Pendant des années, l’hebdomadaire Famille chrétienne a évité de parler du problème traditionaliste. Peu d’articles de fond sur le sujet, juste
quelques brèves, sauf quand l’événement s’imposait véritablement, comme en 1988, par exemple. On disait que la proximité familiale du directeur de la rédaction avec les « tradis, tendance
Saint-Pie X », ne favorisait pas les choses. Le futur Mgr Le Gall, alors qu’il était encore père abbé bénédictin avait écrit une série, véritable plaidoyer en faveur de la nouvelle liturgie
pendant qu’Aline Lizotte, sortant de son rôle de philosophe pour s’élèver au rang de liturgiste avait méchamment attaqué un petit ouvrage sur la messe édité par l’abbaye de Fontgombault. Un
article commandité, disait-on alors (mais rien n’a été prouvé) par l’abbaye Saint-Pierre de Solesmes.

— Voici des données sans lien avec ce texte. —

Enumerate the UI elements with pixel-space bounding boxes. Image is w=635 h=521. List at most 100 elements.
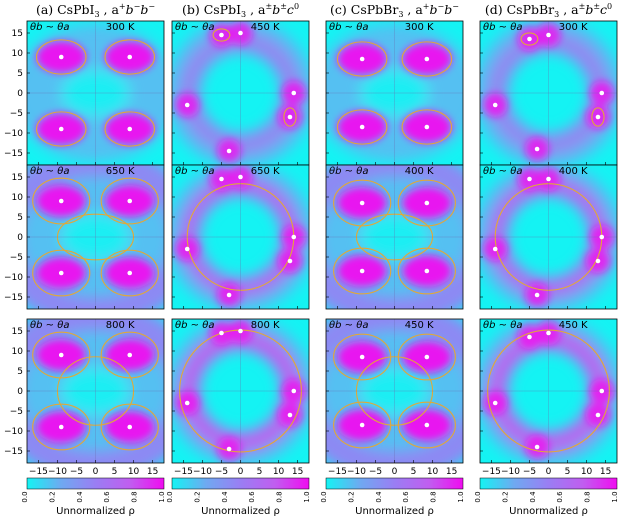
contour-line [336,41,453,145]
data-point [291,234,297,240]
heatmap-panel: θb ~ θa 800 K [26,318,165,464]
data-point [184,400,190,406]
data-point [219,176,224,182]
y-tick-label: −5 [10,407,23,417]
temperature-label: 650 K [106,166,135,177]
x-tick-label: 5 [411,467,417,477]
data-point [287,114,293,120]
y-tick-label: 10 [12,49,24,59]
heatmap-panel: θb ~ θa 450 K [325,318,464,464]
column-title: (c) CsPbBr3 , a+b−b− [330,2,459,19]
panel-label: θb ~ θa [175,22,214,33]
y-tick-label: −15 [4,447,23,457]
colorbar-tick: 0.4 [76,491,84,503]
temperature-label: 300 K [559,22,588,33]
colorbar-label: Unnormalized ρ [56,506,135,517]
colorbar-label: Unnormalized ρ [509,506,588,517]
temperature-label: 800 K [251,320,280,331]
colorbar-tick: 0.8 [430,491,438,502]
x-tick-label: 10 [581,467,593,477]
colorbar-tick: 0.6 [556,491,564,503]
colorbar-tick: 0.0 [21,491,29,502]
column-titles: (a) CsPbI3 , a+b−b− (b) CsPbI3 , a±b±c0 (c… [36,2,612,19]
x-tick-label: 15 [446,467,457,477]
temperature-label: 400 K [405,166,434,177]
x-tick-label: 15 [292,467,303,477]
panel-label: θb ~ θa [329,320,368,331]
data-point [127,424,133,430]
y-tick-label: −5 [10,109,23,119]
data-point [424,124,430,130]
colorbar-tick: 0.4 [529,491,537,503]
y-tick-label: 5 [17,69,23,79]
data-point [534,146,540,152]
data-point [546,176,551,182]
y-tick-label: 15 [12,29,23,39]
data-point [424,200,430,206]
data-point [359,354,365,360]
y-tick-label: −10 [4,273,23,283]
data-point [127,198,133,204]
column-title: (d) CsPbBr3 , a±b±c0 [485,2,612,19]
x-tick-label: 10 [273,467,285,477]
data-point [58,54,64,60]
colorbar-tick: 0.2 [347,491,355,502]
x-tick-label: −15 [29,467,48,477]
temperature-label: 800 K [106,320,135,331]
y-tick-label: 5 [17,367,23,377]
colorbar-tick: 0.2 [48,491,56,502]
data-point [424,268,430,274]
colorbar-label: Unnormalized ρ [355,506,434,517]
x-tick-label: −5 [369,467,382,477]
y-tick-label: −15 [4,149,23,159]
temperature-label: 450 K [559,320,588,331]
data-point [424,56,430,62]
x-tick-label: 5 [112,467,118,477]
data-point [184,246,190,252]
colorbar-tick: 0.6 [248,491,256,503]
data-point [546,32,551,38]
data-point [492,246,498,252]
y-tick-label: 0 [17,387,23,397]
heatmap-panel: θb ~ θa 300 K [26,20,165,166]
data-point [226,292,232,298]
temperature-label: 450 K [251,22,280,33]
y-tick-label: 10 [12,193,24,203]
data-point [238,30,243,36]
heatmap-panel: θb ~ θa 300 K [325,20,464,166]
x-tick-label: 0 [93,467,99,477]
data-point [527,176,532,182]
panel-label: θb ~ θa [30,320,69,331]
data-point [127,54,133,60]
x-tick-label: 15 [147,467,158,477]
colorbar-tick: 0.0 [474,491,482,502]
panel-label: θb ~ θa [483,166,522,177]
data-point [127,126,133,132]
colorbar-tick: 0.4 [221,491,229,503]
heatmap-panel: θb ~ θa 400 K [479,164,618,310]
x-tick-label: −5 [215,467,228,477]
heatmap-panel: θb ~ θa 650 K [26,164,165,310]
x-tick-label: −5 [70,467,83,477]
x-tick-label: 5 [257,467,263,477]
colorbar-tick: 1.0 [457,491,465,502]
x-tick-label: 10 [128,467,140,477]
contour-line [212,28,297,127]
x-tick-label: −10 [193,467,212,477]
x-tick-label: 5 [565,467,571,477]
colorbar: 0.0 0.2 0.4 0.6 0.8 1.0 Unnormalized ρ [320,477,465,517]
colorbar-tick: 0.8 [131,491,139,502]
data-point [527,36,532,42]
colorbar-tick: 1.0 [303,491,311,502]
y-tick-label: 15 [12,173,23,183]
data-point [184,102,190,108]
colorbar-tick: 0.8 [276,491,284,502]
data-point [359,124,365,130]
y-tick-label: 10 [12,347,24,357]
x-tick-label: −15 [482,467,501,477]
data-point [424,422,430,428]
contour-line [35,39,156,147]
data-point [226,148,232,154]
data-point [58,126,64,132]
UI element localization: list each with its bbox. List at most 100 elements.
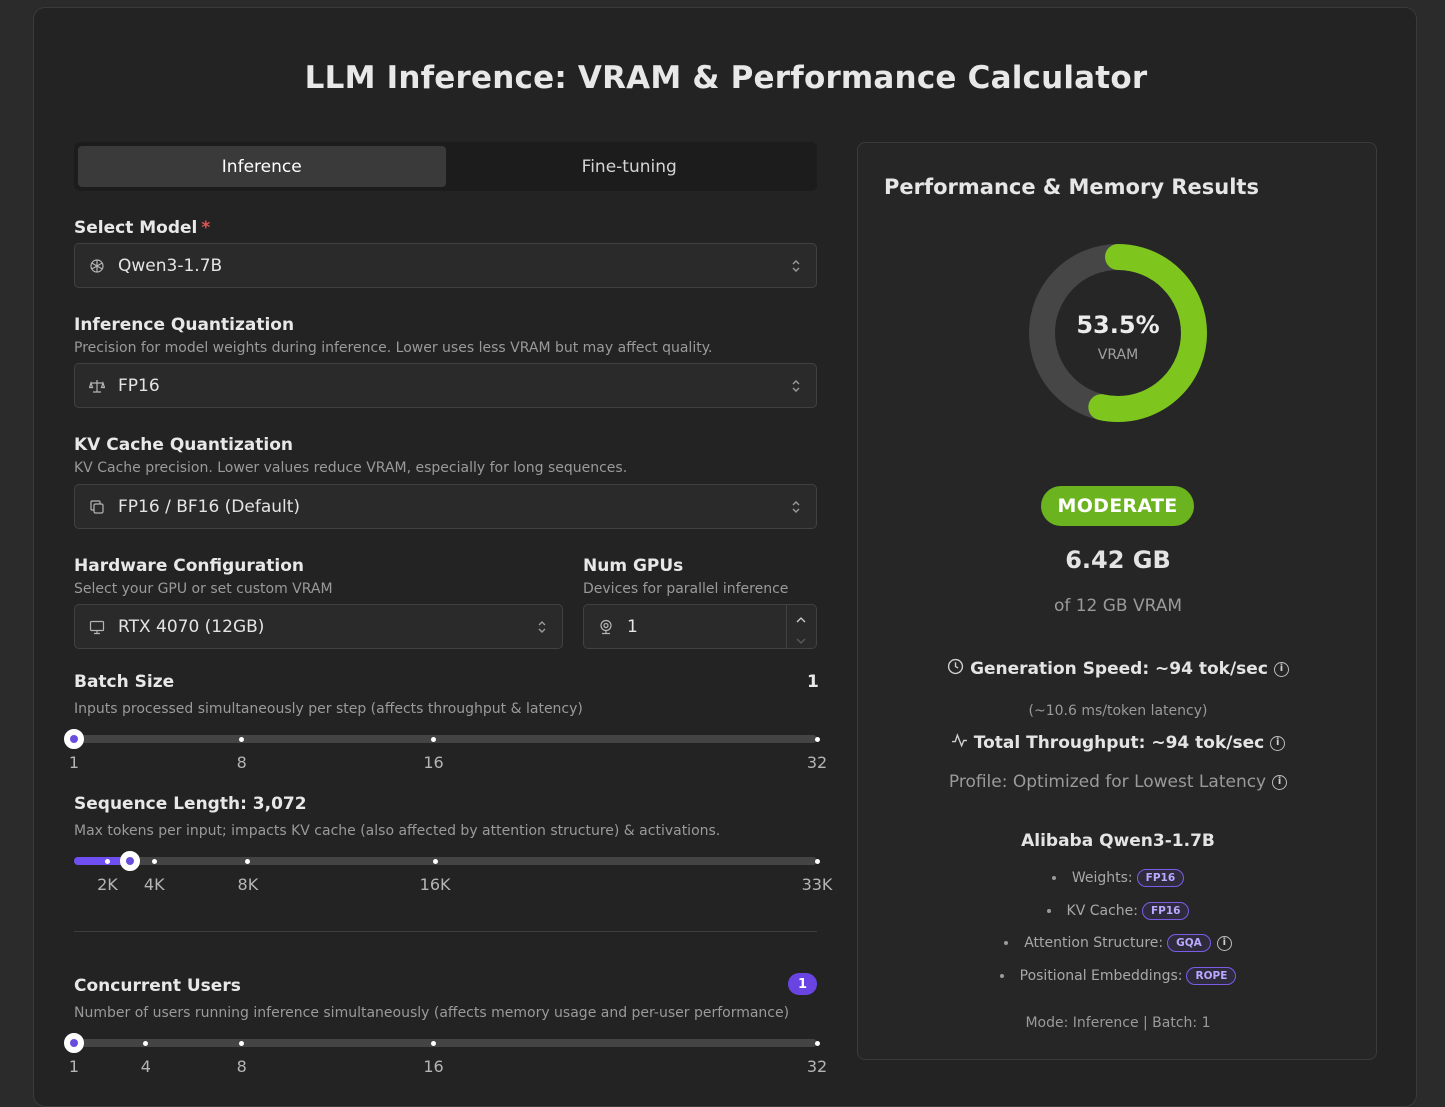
increment-button[interactable] xyxy=(795,610,807,630)
info-icon[interactable]: i xyxy=(1273,661,1289,677)
batch-size-tick xyxy=(814,737,820,742)
concurrent-users-tick-label: 32 xyxy=(806,1057,828,1076)
batch-size-slider[interactable] xyxy=(64,729,820,749)
latency: (~10.6 ms/token latency) xyxy=(1028,703,1208,719)
sequence-length-tick xyxy=(151,859,157,864)
sequence-length-tick-label: 4K xyxy=(143,875,165,894)
info-icon[interactable]: i xyxy=(1216,935,1232,951)
sequence-length-tick-label: 16K xyxy=(419,875,451,894)
batch-size-tick-label: 16 xyxy=(423,753,444,772)
concurrent-users-label: Concurrent Users xyxy=(74,976,241,996)
sequence-length-tick-label: 8K xyxy=(237,875,259,894)
sequence-length-thumb[interactable] xyxy=(120,851,141,871)
batch-size-tick xyxy=(431,737,437,742)
generation-speed: Generation Speed: ~94 tok/sec xyxy=(970,659,1268,679)
status-badge: MODERATE xyxy=(1041,486,1194,526)
attention-row: Attention Structure: GQA i xyxy=(858,934,1378,952)
model-select[interactable]: Qwen3-1.7B xyxy=(74,243,817,288)
hardware-value: RTX 4070 (12GB) xyxy=(118,616,265,637)
gauge-label: VRAM xyxy=(1097,347,1139,363)
concurrent-users-thumb[interactable] xyxy=(64,1033,84,1053)
sequence-length-tick xyxy=(104,859,110,864)
sequence-length-fill xyxy=(74,857,131,865)
page-title: LLM Inference: VRAM & Performance Calcul… xyxy=(304,60,1148,96)
num-gpus-input[interactable]: 1 xyxy=(583,604,817,649)
chevron-up-down-icon xyxy=(790,498,802,516)
webcam-icon xyxy=(598,619,614,635)
concurrent-users-tick-label: 4 xyxy=(140,1057,151,1076)
sequence-length-label: Sequence Length: 3,072 xyxy=(74,794,307,814)
batch-size-thumb[interactable] xyxy=(64,729,84,749)
section-divider xyxy=(74,931,817,932)
kv-cache-pill: FP16 xyxy=(1141,902,1190,920)
inference-quant-help: Precision for model weights during infer… xyxy=(74,340,713,356)
concurrent-users-slider[interactable] xyxy=(64,1033,820,1053)
concurrent-users-tick xyxy=(814,1041,820,1046)
profile-text: Profile: Optimized for Lowest Latency xyxy=(948,772,1267,792)
concurrent-users-help: Number of users running inference simult… xyxy=(74,1005,790,1021)
concurrent-users-badge: 1 xyxy=(788,973,817,995)
hardware-select[interactable]: RTX 4070 (12GB) xyxy=(74,604,563,649)
bullet xyxy=(1051,876,1056,880)
attention-pill: GQA xyxy=(1167,934,1211,952)
batch-size-tick-label: 8 xyxy=(236,753,247,772)
batch-size-tick-label: 32 xyxy=(806,753,828,772)
batch-size-help: Inputs processed simultaneously per step… xyxy=(74,701,583,717)
sequence-length-tick xyxy=(245,859,251,864)
hardware-help: Select your GPU or set custom VRAM xyxy=(74,581,333,597)
sequence-length-slider[interactable] xyxy=(74,851,820,871)
activity-icon xyxy=(951,732,968,754)
info-icon[interactable]: i xyxy=(1270,735,1286,751)
info-icon[interactable]: i xyxy=(1272,774,1288,790)
concurrent-users-tick xyxy=(431,1041,437,1046)
results-panel: Performance & Memory Results 53.5% VRAM … xyxy=(857,142,1377,1060)
mode-tabs: Inference Fine-tuning xyxy=(74,142,817,191)
copy-icon xyxy=(89,499,105,515)
model-value: Qwen3-1.7B xyxy=(118,255,223,276)
clock-icon xyxy=(947,658,964,680)
results-title: Performance & Memory Results xyxy=(884,175,1259,199)
positional-pill: ROPE xyxy=(1186,967,1237,985)
sequence-length-tick xyxy=(432,859,438,864)
bullet xyxy=(999,974,1004,978)
inference-quant-select[interactable]: FP16 xyxy=(74,363,817,408)
kv-cache-row: KV Cache: FP16 xyxy=(858,902,1378,920)
kv-quant-label: KV Cache Quantization xyxy=(74,435,294,455)
decrement-button[interactable] xyxy=(795,631,807,651)
profile-row: Profile: Optimized for Lowest Latency i xyxy=(858,772,1378,792)
num-gpus-label: Num GPUs xyxy=(583,556,684,576)
select-model-label: Select Model * xyxy=(74,218,211,238)
mode-summary: Mode: Inference | Batch: 1 xyxy=(1025,1015,1211,1031)
model-name: Alibaba Qwen3-1.7B xyxy=(1021,831,1215,851)
sequence-length-tick-label: 33K xyxy=(801,875,833,894)
monitor-icon xyxy=(89,619,105,635)
generation-speed-row: Generation Speed: ~94 tok/sec i xyxy=(858,658,1378,680)
positional-row: Positional Embeddings: ROPE xyxy=(858,967,1378,985)
chevron-up-down-icon xyxy=(790,257,802,275)
gauge-arc xyxy=(1029,244,1207,422)
kv-quant-help: KV Cache precision. Lower values reduce … xyxy=(74,460,628,476)
vram-gauge xyxy=(1029,244,1207,422)
sequence-length-tick xyxy=(814,859,820,864)
batch-size-tick xyxy=(239,737,245,742)
tab-inference[interactable]: Inference xyxy=(78,146,446,187)
stepper-buttons xyxy=(786,605,816,648)
batch-size-tick-label: 1 xyxy=(68,753,80,772)
chevron-up-down-icon xyxy=(790,377,802,395)
tab-fine-tuning[interactable]: Fine-tuning xyxy=(581,156,677,177)
inference-quant-label: Inference Quantization xyxy=(74,315,295,335)
weights-row: Weights: FP16 xyxy=(858,869,1378,887)
kv-quant-select[interactable]: FP16 / BF16 (Default) xyxy=(74,484,817,529)
calculator-panel: LLM Inference: VRAM & Performance Calcul… xyxy=(33,7,1417,1107)
weights-pill: FP16 xyxy=(1136,869,1185,887)
required-marker: * xyxy=(201,218,211,238)
concurrent-users-tick-label: 1 xyxy=(68,1057,80,1076)
vram-used: 6.42 GB xyxy=(1065,546,1171,574)
concurrent-users-tick xyxy=(239,1041,245,1046)
gauge-percent: 53.5% xyxy=(1076,311,1160,339)
throughput-row: Total Throughput: ~94 tok/sec i xyxy=(858,732,1378,754)
vram-total: of 12 GB VRAM xyxy=(1053,596,1183,616)
hardware-label: Hardware Configuration xyxy=(74,556,304,576)
num-gpus-help: Devices for parallel inference xyxy=(583,581,789,597)
bullet xyxy=(1046,909,1051,913)
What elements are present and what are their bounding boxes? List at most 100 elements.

Aujourd’hui, les choses changent. Gérard Leclerc, auquel l’hebdo fait appel dès qu’il faut parler de choses qui dépassent l’ordre du témoignage, publie dans le
dernier numéro un long article sur « les cinq principales causes » de la division avec la Fraternité Saint-Pie X. Gérard Leclerc lui aussi a
senti le vent tourner. Il sait qu’à Rome on s’intéresse de près à la question traditionnelle, que le motu proprio a bousculé la donne et… que la mainmise autoritaire du cardinal Lustiger, auquel
il fallait complaire, n’est plus là. En février dernier, il a réalisé un entretien avec Mgr Fellay, qui fut publié par Famille Chrétienne. Mais,
auparavant, Gérard Leclerc se rendait déjà fréquemment aux dîners organisés à Saint Nicolas du Chardonnet pour la presse.
Même s’il reproche au mouvement traditionaliste de ne pas avoir accepté au nom d’un thomisme dépassé les bienfaits de la nouvelle théologie lubacienne (par
exemple), cela n’enlève rien à la proximité intellectuelle de Gérard Leclerc avec quelques traditionalistes, l’abbé de Tanoüarn par exemple.
Dans le dernier numéro de Famille Chrétienne, il s’attache donc à expliquer à un public peu averti les thèmes qui
dérangent. Ils sont au nombre de cinq :
1°) La liberté religieuse
Pour Gérard Leclerc, il s’agit d’un vrai problème dont il pense donner la solution. « Accepter le régime juridique commun ne signifie pas du tout pour
l’Église catholique renoncer à sa mission ». Si l’exposé du problème est juste, l’écrivain n’apporte aucun argument véritable à sa solution. Il y a
seulement une pétition de principe pour répondre à un problème qualifié d’important…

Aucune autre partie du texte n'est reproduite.